Había
transcurrido media hora y Segundo seguía esperando la llegada de Francisco, desde
su mismísima suite, en un costoso sillón del living, con un pantalón de seda
gris y una camisa algodonada que uno de los custodios le había alcanzado porque
su ropa estaba empapada. Un custodio lo miraba desde el pasillo de entrada pero
no le hablaba. Francisco no le pagaba para hablar, sí para velar por su
seguridad o la de sus invitados, y Segundo, increíblemente, ya formaba parte de
su círculo íntimo, tanto que le había prestado la suite para que se cambiara la
ropa. Segundo perdía la mirada en unos cuadros dotados de magnificencia: una
docena de pinturas que colgaban de las cuatro paredes del living. La mayoría
abordaba temáticas paisajistas, paisajes desolados pero con encantos aunque
había uno que se destacaba por su parecido con el boxeador argentino “Ringo”
Bonavena. Cuánto dinero invertido en decorados había en esa suite. Todos los
muebles lucían impecables, tanto que hasta parecían recién sacados de fábrica.
Segundo estaba sentado en el extremo izquierdo de un sillón.
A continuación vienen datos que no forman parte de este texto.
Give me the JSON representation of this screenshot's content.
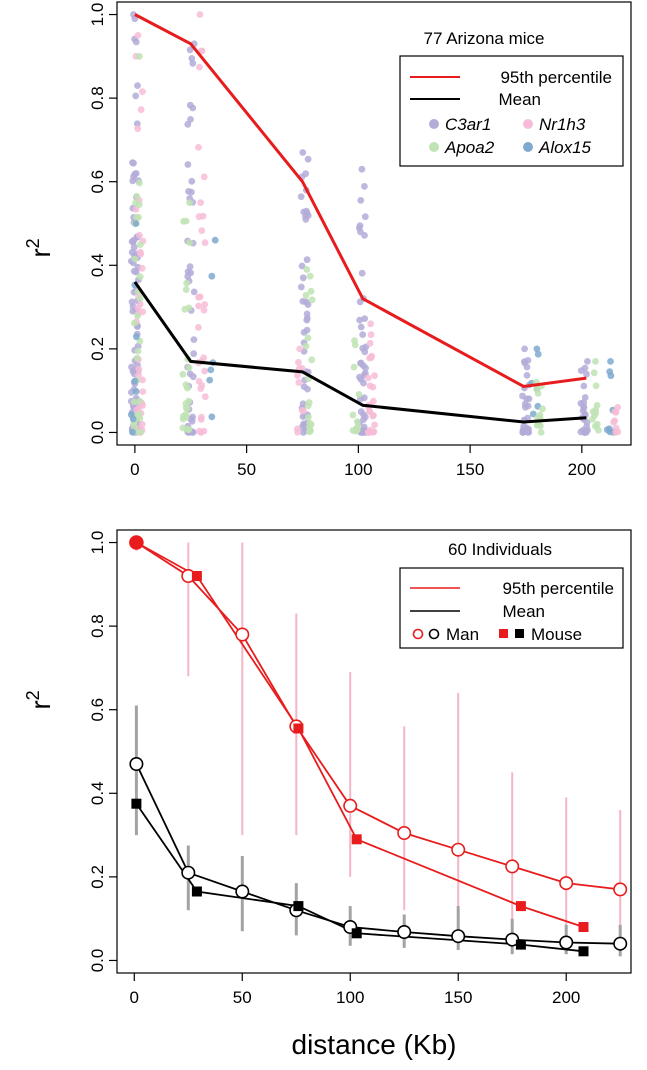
{
  "colors": {
    "pct95": "#e81c1c",
    "mean": "#000000",
    "C3ar1": "#b3acd8",
    "Nr1h3": "#f7bcd7",
    "Apoa2": "#bfe3b4",
    "Alox15": "#7fa9cf",
    "err_red": "#f5b5c5",
    "err_gray": "#a3a3a3"
  },
  "chart_data": [
    {
      "type": "scatter",
      "title": "77 Arizona mice",
      "xlabel": "",
      "ylabel": "r",
      "ylabel_sup": "2",
      "xlim": [
        -8,
        222
      ],
      "ylim": [
        -0.03,
        1.03
      ],
      "xticks": [
        0,
        50,
        100,
        150,
        200
      ],
      "yticks": [
        0.0,
        0.2,
        0.4,
        0.6,
        0.8,
        1.0
      ],
      "xtick_labels": [
        "0",
        "50",
        "100",
        "150",
        "200"
      ],
      "ytick_labels": [
        "0.0",
        "0.2",
        "0.4",
        "0.6",
        "0.8",
        "1.0"
      ],
      "legend": {
        "pct95": "95th percentile",
        "mean": "Mean",
        "genes": [
          "C3ar1",
          "Nr1h3",
          "Apoa2",
          "Alox15"
        ]
      },
      "series": [
        {
          "name": "95th percentile",
          "x": [
            0,
            25,
            75,
            102,
            174,
            202
          ],
          "values": [
            1.0,
            0.93,
            0.6,
            0.32,
            0.11,
            0.13
          ]
        },
        {
          "name": "Mean",
          "x": [
            0,
            25,
            75,
            102,
            174,
            202
          ],
          "values": [
            0.36,
            0.17,
            0.145,
            0.065,
            0.025,
            0.035
          ]
        }
      ],
      "scatter_clusters": [
        {
          "gene": "C3ar1",
          "x": 0,
          "max": 1.0,
          "n": 85
        },
        {
          "gene": "Nr1h3",
          "x": 2,
          "max": 0.95,
          "n": 35
        },
        {
          "gene": "Apoa2",
          "x": 1,
          "max": 0.9,
          "n": 30
        },
        {
          "gene": "Alox15",
          "x": 0,
          "max": 0.5,
          "n": 8
        },
        {
          "gene": "C3ar1",
          "x": 25,
          "max": 0.93,
          "n": 45
        },
        {
          "gene": "Apoa2",
          "x": 23,
          "max": 0.55,
          "n": 25
        },
        {
          "gene": "Nr1h3",
          "x": 30,
          "max": 1.0,
          "n": 30
        },
        {
          "gene": "Alox15",
          "x": 35,
          "max": 0.46,
          "n": 6
        },
        {
          "gene": "C3ar1",
          "x": 76,
          "max": 0.67,
          "n": 45
        },
        {
          "gene": "Apoa2",
          "x": 78,
          "max": 0.39,
          "n": 18
        },
        {
          "gene": "Nr1h3",
          "x": 74,
          "max": 0.2,
          "n": 10
        },
        {
          "gene": "C3ar1",
          "x": 102,
          "max": 0.63,
          "n": 45
        },
        {
          "gene": "Nr1h3",
          "x": 106,
          "max": 0.26,
          "n": 25
        },
        {
          "gene": "Apoa2",
          "x": 99,
          "max": 0.22,
          "n": 12
        },
        {
          "gene": "C3ar1",
          "x": 175,
          "max": 0.2,
          "n": 30
        },
        {
          "gene": "Alox15",
          "x": 179,
          "max": 0.2,
          "n": 6
        },
        {
          "gene": "Apoa2",
          "x": 181,
          "max": 0.12,
          "n": 12
        },
        {
          "gene": "C3ar1",
          "x": 201,
          "max": 0.17,
          "n": 25
        },
        {
          "gene": "Apoa2",
          "x": 206,
          "max": 0.17,
          "n": 12
        },
        {
          "gene": "Alox15",
          "x": 213,
          "max": 0.17,
          "n": 8
        },
        {
          "gene": "Nr1h3",
          "x": 215,
          "max": 0.06,
          "n": 8
        }
      ]
    },
    {
      "type": "line",
      "title": "60 Individuals",
      "xlabel": "distance (Kb)",
      "ylabel": "r",
      "ylabel_sup": "2",
      "xlim": [
        -8,
        230
      ],
      "ylim": [
        -0.03,
        1.03
      ],
      "xticks": [
        0,
        50,
        100,
        150,
        200
      ],
      "yticks": [
        0.0,
        0.2,
        0.4,
        0.6,
        0.8,
        1.0
      ],
      "xtick_labels": [
        "0",
        "50",
        "100",
        "150",
        "200"
      ],
      "ytick_labels": [
        "0.0",
        "0.2",
        "0.4",
        "0.6",
        "0.8",
        "1.0"
      ],
      "legend": {
        "pct95": "95th percentile",
        "mean": "Mean",
        "man": "Man",
        "mouse": "Mouse"
      },
      "series": [
        {
          "name": "Man 95th percentile",
          "marker": "open-circle",
          "color": "red",
          "x": [
            1,
            25,
            50,
            75,
            100,
            125,
            150,
            175,
            200,
            225
          ],
          "values": [
            1.0,
            0.92,
            0.78,
            0.56,
            0.37,
            0.305,
            0.265,
            0.225,
            0.185,
            0.17
          ],
          "err_low": [
            0.98,
            0.68,
            0.3,
            0.3,
            0.2,
            0.12,
            0.1,
            0.06,
            0.05,
            0.06
          ],
          "err_high": [
            1.0,
            1.0,
            1.0,
            0.83,
            0.69,
            0.56,
            0.64,
            0.45,
            0.39,
            0.36
          ]
        },
        {
          "name": "Mouse 95th percentile",
          "marker": "filled-square",
          "color": "red",
          "x": [
            1,
            29,
            76,
            103,
            179,
            208
          ],
          "values": [
            1.0,
            0.92,
            0.555,
            0.29,
            0.13,
            0.08
          ]
        },
        {
          "name": "Man Mean",
          "marker": "open-circle",
          "color": "black",
          "x": [
            1,
            25,
            50,
            75,
            100,
            125,
            150,
            175,
            200,
            225
          ],
          "values": [
            0.47,
            0.21,
            0.165,
            0.12,
            0.08,
            0.068,
            0.058,
            0.05,
            0.043,
            0.04
          ],
          "err_low": [
            0.3,
            0.12,
            0.07,
            0.06,
            0.035,
            0.03,
            0.025,
            0.015,
            0.015,
            0.01
          ],
          "err_high": [
            0.61,
            0.275,
            0.25,
            0.185,
            0.13,
            0.11,
            0.13,
            0.1,
            0.085,
            0.085
          ]
        },
        {
          "name": "Mouse Mean",
          "marker": "filled-square",
          "color": "black",
          "x": [
            1,
            29,
            76,
            103,
            179,
            208
          ],
          "values": [
            0.375,
            0.165,
            0.13,
            0.065,
            0.038,
            0.022
          ]
        }
      ]
    }
  ]
}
Frente a sus ojos
relucían una mesa central baja, cuadrada y de dos cuerpos, y unos sillones
laterales que estaban acompañados por asientos complementarios, todos
repartidos a lo largo de una mesa central que tenía forma de una “u”. La
iluminación era tenue. Tan sólo dos veladores iluminaban el interior del
living, estaban instalados detrás de su espalda: proyectaban una luz tímida y
amarillenta que creaba sombras en una pared empapelada de colores azulados,
entre una biblioteca y un escritorio repleto de libros. El silencio era
absoluto pero comenzaba a sonar un teléfono, era el celular del custodio que,
en ese ínterin, atendía con su espalda apoyada en la pared del pasillo. Segundo
lo observaba pero no se paraba. Habrá hablado poco más de diez segundos hasta acercársele
para anunciarle:
—Arriba pibe,
que Francisco nos espera en el estacionamiento.